Sur la régularité du jugement attaqué :
2. Il ressort de l'examen du jugement attaqué que le tribunal administratif n'a pas rejeté les conclusions indemnitaires de la société requérante au motif qu'elle n'apportait pas d'éléments lui permettant d'évaluer le préjudice résultant pour elle de l'annulation du marché du 10 janvier 2013 mais a estimé qu'il disposait d'éléments suffisants pour évaluer ce préjudice. Par suite, la société IETI n'est pas fondée à soutenir que le tribunal aurait méconnu son office en refusant de faire droit à ses conclusions tendant à ce qu'une expertise soit diligentée afin de déterminer la totalité des dépenses exposées par elle pour l'exécution du marché et l'ensemble des préjudices subis du fait de l'arrêt des prestations. Par ailleurs, dès lors qu'il ressort des motifs du jugement contesté que le tribunal, qui a rappelé que la société IETI supportait la charge de la preuve et a indiqué qu'il retenait au titre des dépenses exposées celles qui avaient été facturées et payées par la collectivité, s'est estimé suffisamment informé pour évaluer le préjudice de la requérante, il doit être regardé comme ayant implicitement écarté la demande d'expertise comme étant sans intérêt pour la solution du litige. Dans ces conditions, la circonstance qu'il n'a pas expressément rejeté cette demande n'est pas de nature à entacher son jugement d'irrégularité.
Sur l'enrichissement sans cause :
3. le cocontractant de l'administration dont le contrat est entaché de nullité peut formuler une demande d'indemnité fondée sur l'enrichissement sans cause qui serait résulté pour l'administration des études, travaux et autres prestations qu'il a exécutés. Il est fondé en ce cas à réclamer le remboursement de celles de ses dépenses qui ont été utiles à l'administration.

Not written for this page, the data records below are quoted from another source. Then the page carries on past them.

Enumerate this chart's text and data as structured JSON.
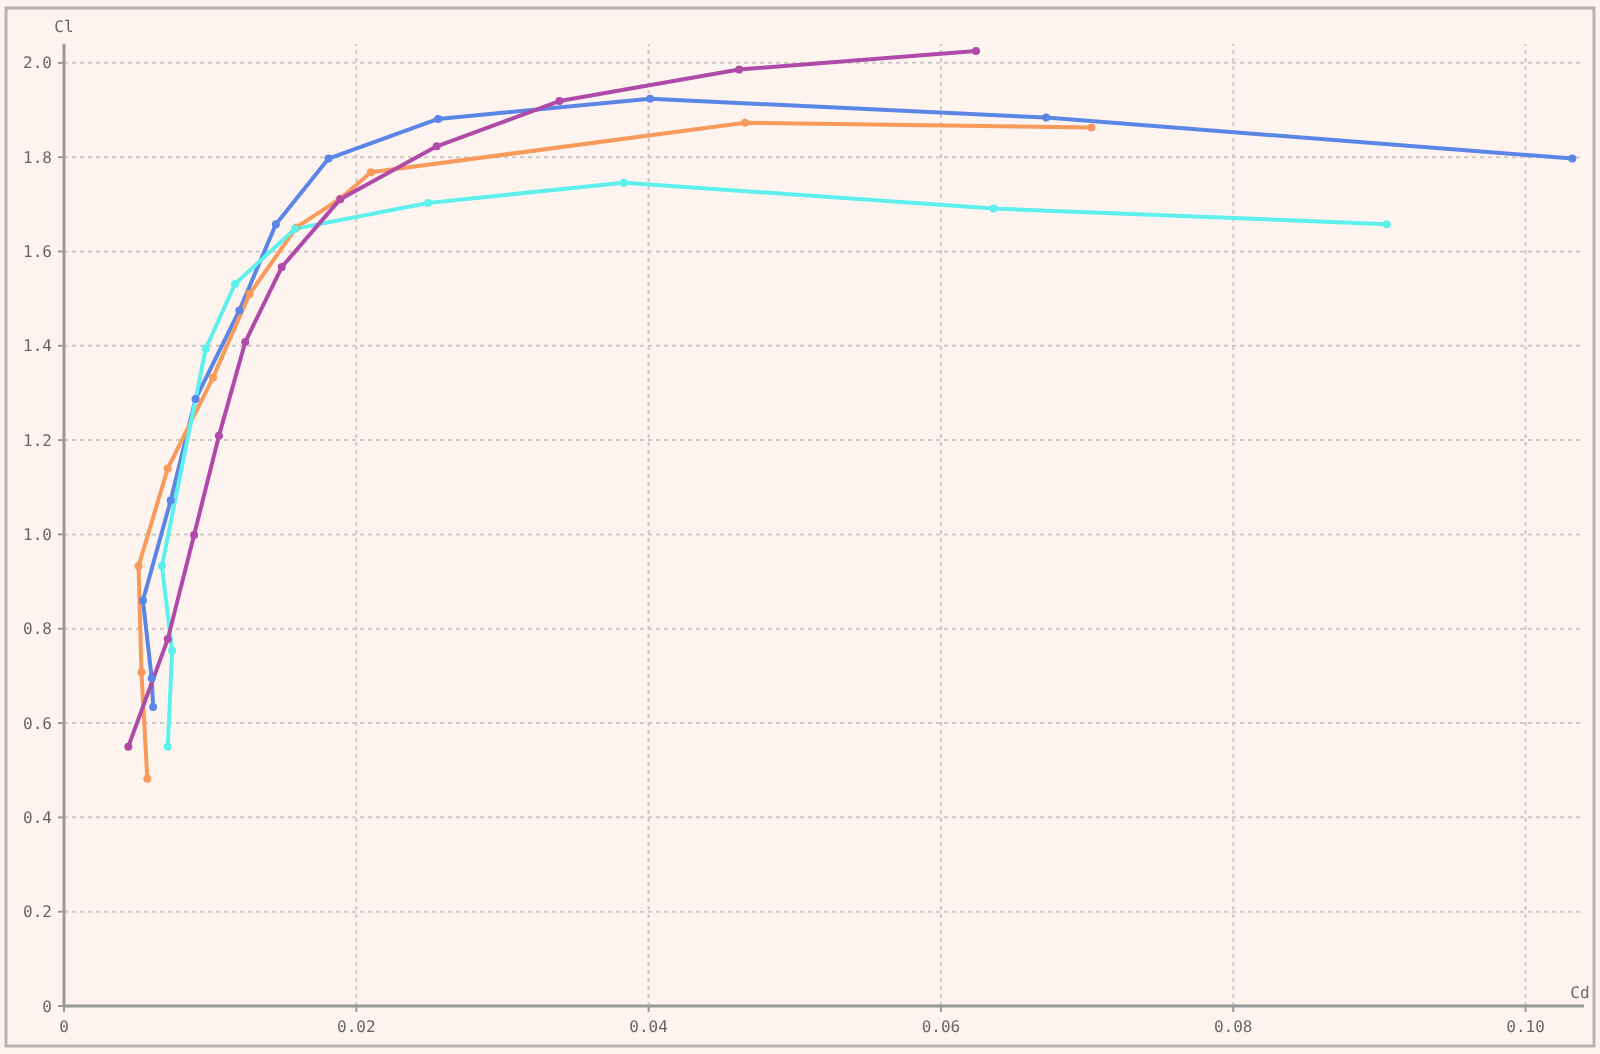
{
  "chart_data": {
    "type": "line",
    "xlabel": "Cd",
    "ylabel": "Cl",
    "xlim": [
      0,
      0.104
    ],
    "ylim": [
      0,
      2.04
    ],
    "xticks": [
      0,
      0.02,
      0.04,
      0.06,
      0.08,
      {
        "value": 0.1,
        "label": "0.10"
      }
    ],
    "yticks": [
      0,
      0.2,
      0.4,
      0.6,
      0.8,
      {
        "value": 1,
        "label": "1.0"
      },
      1.2,
      1.4,
      1.6,
      1.8,
      {
        "value": 2,
        "label": "2.0"
      }
    ],
    "grid": true,
    "marker": "circle",
    "line_style": "solid",
    "series": [
      {
        "color": "#5b86e5",
        "x": [
          0.0061,
          0.006,
          0.0054,
          0.0073,
          0.009,
          0.012,
          0.0145,
          0.0181,
          0.0256,
          0.0401,
          0.0672,
          0.1032
        ],
        "values": [
          0.634,
          0.695,
          0.86,
          1.072,
          1.287,
          1.475,
          1.658,
          1.797,
          1.881,
          1.924,
          1.884,
          1.797
        ]
      },
      {
        "color": "#f79a5b",
        "x": [
          0.0057,
          0.0053,
          0.0051,
          0.0071,
          0.0102,
          0.0127,
          0.0159,
          0.0189,
          0.021,
          0.0466,
          0.0703
        ],
        "values": [
          0.482,
          0.708,
          0.933,
          1.14,
          1.333,
          1.51,
          1.651,
          1.712,
          1.768,
          1.873,
          1.863
        ]
      },
      {
        "color": "#5ef0ec",
        "x": [
          0.0071,
          0.0074,
          0.0067,
          0.0097,
          0.0117,
          0.0158,
          0.0249,
          0.0383,
          0.0636,
          0.0905
        ],
        "values": [
          0.55,
          0.754,
          0.933,
          1.394,
          1.531,
          1.648,
          1.703,
          1.746,
          1.691,
          1.658
        ]
      },
      {
        "color": "#b04aa8",
        "x": [
          0.0044,
          0.0071,
          0.0089,
          0.0106,
          0.0124,
          0.0149,
          0.0189,
          0.0255,
          0.0339,
          0.0462,
          0.0624
        ],
        "values": [
          0.55,
          0.778,
          0.999,
          1.209,
          1.408,
          1.567,
          1.711,
          1.823,
          1.919,
          1.986,
          2.025
        ]
      }
    ]
  }
}
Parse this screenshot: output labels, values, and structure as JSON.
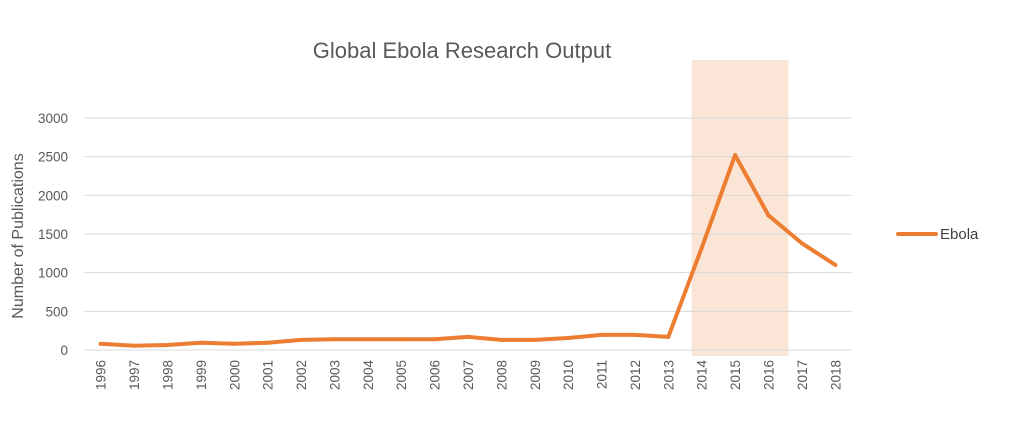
{
  "chart_data": {
    "type": "line",
    "title": "Global Ebola Research Output",
    "xlabel": "",
    "ylabel": "Number of Publications",
    "x": [
      "1996",
      "1997",
      "1998",
      "1999",
      "2000",
      "2001",
      "2002",
      "2003",
      "2004",
      "2005",
      "2006",
      "2007",
      "2008",
      "2009",
      "2010",
      "2011",
      "2012",
      "2013",
      "2014",
      "2015",
      "2016",
      "2017",
      "2018"
    ],
    "series": [
      {
        "name": "Ebola",
        "color": "#ED7D31",
        "values": [
          80,
          55,
          65,
          95,
          80,
          95,
          130,
          140,
          140,
          140,
          140,
          170,
          130,
          130,
          155,
          195,
          195,
          170,
          1320,
          2520,
          1740,
          1380,
          1100
        ]
      }
    ],
    "ylim": [
      0,
      3000
    ],
    "yticks": [
      "0",
      "500",
      "1000",
      "1500",
      "2000",
      "2500",
      "3000"
    ],
    "grid": true,
    "legend_position": "right",
    "highlight_range": {
      "from": "2014",
      "to": "2016",
      "color": "#FBE5D6"
    }
  }
}
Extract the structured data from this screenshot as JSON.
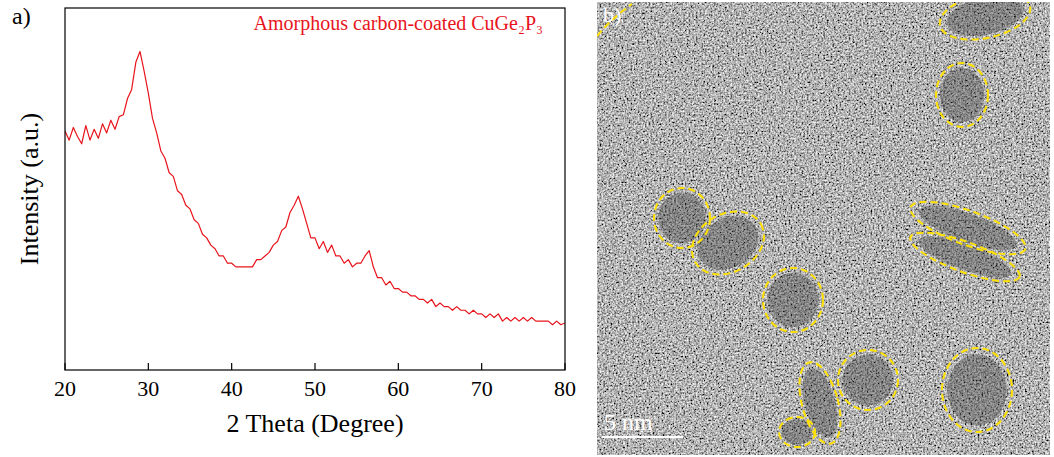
{
  "chart_data": {
    "type": "line",
    "panel_label": "a)",
    "x_label": "2 Theta (Degree)",
    "y_label": "Intensity (a.u.)",
    "xlim": [
      20,
      80
    ],
    "xticks": [
      20,
      30,
      40,
      50,
      60,
      70,
      80
    ],
    "ylim": [
      0,
      100
    ],
    "yticks": [],
    "tick_labels": "x",
    "grid": false,
    "legend": "upper right",
    "x": [
      20,
      20.5,
      21,
      21.5,
      22,
      22.5,
      23,
      23.5,
      24,
      24.5,
      25,
      25.5,
      26,
      26.5,
      27,
      27.5,
      28,
      28.5,
      29,
      29.5,
      30,
      30.5,
      31,
      31.5,
      32,
      32.5,
      33,
      33.5,
      34,
      34.5,
      35,
      35.5,
      36,
      36.5,
      37,
      37.5,
      38,
      38.5,
      39,
      39.5,
      40,
      40.5,
      41,
      41.5,
      42,
      42.5,
      43,
      43.5,
      44,
      44.5,
      45,
      45.5,
      46,
      46.5,
      47,
      47.5,
      48,
      48.5,
      49,
      49.5,
      50,
      50.5,
      51,
      51.5,
      52,
      52.5,
      53,
      53.5,
      54,
      54.5,
      55,
      55.5,
      56,
      56.5,
      57,
      57.5,
      58,
      58.5,
      59,
      59.5,
      60,
      60.5,
      61,
      61.5,
      62,
      62.5,
      63,
      63.5,
      64,
      64.5,
      65,
      65.5,
      66,
      66.5,
      67,
      67.5,
      68,
      68.5,
      69,
      69.5,
      70,
      70.5,
      71,
      71.5,
      72,
      72.5,
      73,
      73.5,
      74,
      74.5,
      75,
      75.5,
      76,
      76.5,
      77,
      77.5,
      78,
      78.5,
      79,
      79.5,
      80
    ],
    "series": [
      {
        "name": "Amorphous carbon-coated CuGe₂P₃",
        "color": "#e8141c",
        "values": [
          66,
          63.5,
          67,
          64.5,
          62.5,
          67.5,
          63.5,
          66.5,
          64,
          68,
          65.5,
          69,
          66.5,
          70,
          70.5,
          75,
          77.5,
          85,
          88,
          82.5,
          76.5,
          69.5,
          65.5,
          60.5,
          58.5,
          54.5,
          53.5,
          49.5,
          48.5,
          45.5,
          44.5,
          41.5,
          40.5,
          37.5,
          36.5,
          34.5,
          33.5,
          31.5,
          31.5,
          29.5,
          29.5,
          28.5,
          28.5,
          28.5,
          28.5,
          28.5,
          30.5,
          30.5,
          31.5,
          32.5,
          34.5,
          35.5,
          38.5,
          39.5,
          43.5,
          45.5,
          48,
          44.5,
          40.5,
          36.5,
          36.5,
          33.5,
          35.5,
          32.5,
          34.5,
          31.5,
          31.5,
          29.5,
          30.5,
          28.5,
          29.5,
          29.5,
          31.5,
          33,
          28.5,
          25.5,
          25.5,
          23.5,
          24.5,
          22.5,
          22.5,
          21.5,
          21.5,
          20.5,
          20.5,
          19.5,
          19.5,
          18.5,
          19.5,
          17.5,
          18.5,
          17.5,
          17.5,
          16.5,
          17.5,
          16.5,
          16.5,
          15.5,
          16.5,
          15.5,
          15.5,
          14.5,
          15.5,
          14.5,
          15.5,
          13.5,
          14.5,
          13.5,
          14.5,
          13.5,
          14.5,
          13.5,
          14.5,
          13.5,
          13.5,
          13.5,
          13.5,
          12.5,
          13.5,
          12.5,
          13
        ]
      }
    ]
  },
  "image": {
    "label": "b)",
    "scale_bar": "5 nm"
  }
}
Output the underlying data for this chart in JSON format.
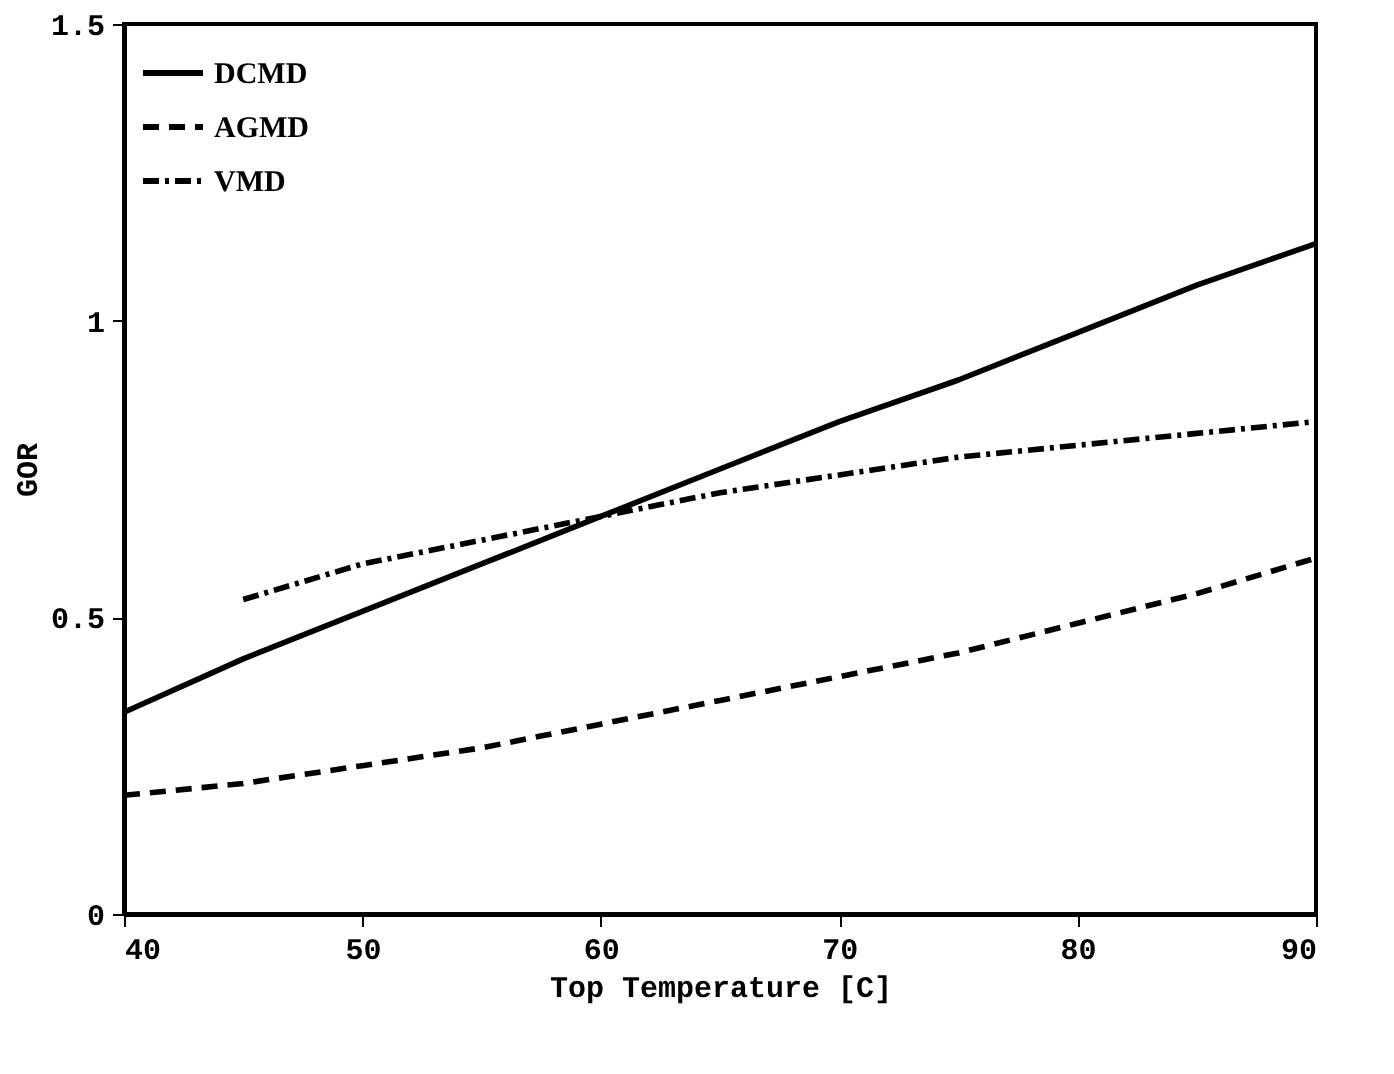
{
  "chart_data": {
    "type": "line",
    "xlabel": "Top Temperature [C]",
    "ylabel": "GOR",
    "xlim": [
      40,
      90
    ],
    "xticks": [
      40,
      50,
      60,
      70,
      80,
      90
    ],
    "ylim": [
      0,
      1.5
    ],
    "yticks": [
      0,
      0.5,
      1,
      1.5
    ],
    "grid": false,
    "legend": "top left",
    "series": [
      {
        "name": "DCMD",
        "color": "#000000",
        "line_style": "solid",
        "x": [
          40,
          45,
          50,
          55,
          60,
          65,
          70,
          75,
          80,
          85,
          90
        ],
        "values": [
          0.34,
          0.43,
          0.51,
          0.59,
          0.67,
          0.75,
          0.83,
          0.9,
          0.98,
          1.06,
          1.13
        ]
      },
      {
        "name": "AGMD",
        "color": "#000000",
        "line_style": "dashed",
        "x": [
          40,
          45,
          50,
          55,
          60,
          65,
          70,
          75,
          80,
          85,
          90
        ],
        "values": [
          0.2,
          0.22,
          0.25,
          0.28,
          0.32,
          0.36,
          0.4,
          0.44,
          0.49,
          0.54,
          0.6
        ]
      },
      {
        "name": "VMD",
        "color": "#000000",
        "line_style": "dotted",
        "x": [
          45,
          50,
          55,
          60,
          65,
          70,
          75,
          80,
          85,
          90
        ],
        "values": [
          0.53,
          0.59,
          0.63,
          0.67,
          0.71,
          0.74,
          0.77,
          0.79,
          0.81,
          0.83
        ]
      }
    ]
  }
}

Si la consistance des prestations fournies s'évalue au moment où elles ont été exécutées, leur utilité pour l'administration doit être appréciée par le juge administratif à la date à laquelle il statue en tenant compte éventuellement de l'évolution des travaux ou du projet depuis leur exécution. Par suite, l'abandon du projet faisant directement l'objet des études fournies est de nature à priver les dépenses engagées par le cocontractant de toute utilité pour l'administration, à l'exception du cas où cet abandon est justifié par des difficultés révélées par ces études. La circonstance que cet abandon serait motivé par des considérations étrangères à l'intérêt général, si elle est susceptible le cas échéant d'engager la responsabilité de la collectivité sur le terrain de la faute, est sans incidence sur l'absence de droit à indemnité du cocontractant au titre de l'enrichissement sans cause. De même, est sans incidence le fait que ces dépenses aient été engagées en vue d'assurer une complète exécution du contrat déclaré nul.
4. Il résulte de l'instruction que la commune de Saint-Ouen, par une délibération de son conseil municipal du 7 avril 2015, a décidé d'arrêter définitivement le projet de regroupement de ses services au sein d'un lieu unique aux 11-15 et 19 de la rue des Rosiers. Cette délibération vise le jugement du 18 février 2014 par lequel le Tribunal administratif de Montreuil a annulé le marché de maîtrise d'oeuvre du 10 janvier 2013. Si elle a été adoptée plus d'un an après ce jugement, et si d'autres motifs selon la société requérante ont pu également conduire la commune à renoncer à ce projet, il ne résulte pas de l'instruction que l'abandon du projet de relocalisation des services municipaux ait eu pour origine des difficultés révélées par les résultats des études produites par le groupement de maîtrise d'oeuvre, alors même que ces études ont été réceptionnées et payées par la commune. Par suite, l'abandon du projet a privé les dépenses engagées par la société requérante de toute utilité pour l'administration. Dans ces conditions, la société IETI n'est pas fondée à soutenir que c'est à tort que le tribunal administratif a rejeté ses conclusions indemnitaires fondées sur l'enrichissement sans cause de la collectivité.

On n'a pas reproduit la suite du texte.